A parabola is a U-shaped curve that can either open upwards or downwards. It is the graph of a quadratic function, which takes the form:

\[ f(x) = ax^2 + bx + c \]
Where:

• \(a\), \(b\), and \(c\) are constants,
• \(x\) represents the variable.

The direction in which the parabola opens depends on the sign of the coefficient \(a\):

• If \(a > 0\), the parabola opens upwards.
• If \(a < 0\), the parabola opens downwards.

In the given quadratic function, \(-3x^2 + 12x + 5,\) the coefficient of \(x^2\) is \(-3\). Because it is negative, the parabola opens downward. This tells us that the function has a maximum value, not a minimum.
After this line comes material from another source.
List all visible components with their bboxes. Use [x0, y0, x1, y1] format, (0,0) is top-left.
The vertex of a parabola is its highest or lowest point, depending on the direction it opens. For the quadratic function \(f(x) = ax^2 + bx + c\), the vertex can be found using the vertex formula:
\[ x = -\frac{b}{2a} \]
Here,

• \(a\) is the coefficient of \(x^2\),
• \(b\) is the coefficient of \(x\).

In our function, \(a = -3\) and \(b = 12\). Plug these values into the vertex formula to get:
\[ x = -\frac{12}{2(-3)} = -\frac{12}{-6} = 2 \]
This tells us the x-coordinate of the vertex is 2. To find the y-coordinate, substitute \(x = 2\) back into the original function:
\[ f(2) = -3(2)^2 + 12(2) + 5 \]
Simplify step-by-step:
\[ f(2) = -3(4) + 24 + 5 \]
\[ f(2) = -12 + 24 + 5 \]
\[ f(2) = 17 \]
So, the vertex of the parabola is at \((2, 17)\), and 17 is the function's maximum value.

In a quadratic function, the maximum or minimum value occurs at the vertex. For a parabola that opens downward (which occurs when \(a < 0\)), the vertex represents the maximum value.

In the function, \(f(x) = -3x^2 + 12x + 5\), since the parabola opens downward, it has a maximum value. We already found the vertex to be \((2, 17)\).

Therefore, the highest point on the parabola, and thus the maximum value of the function, is 17. This maximum value is the y-coordinate of the vertex. So, no matter what values you plug into the function, it will never output a number greater than 17.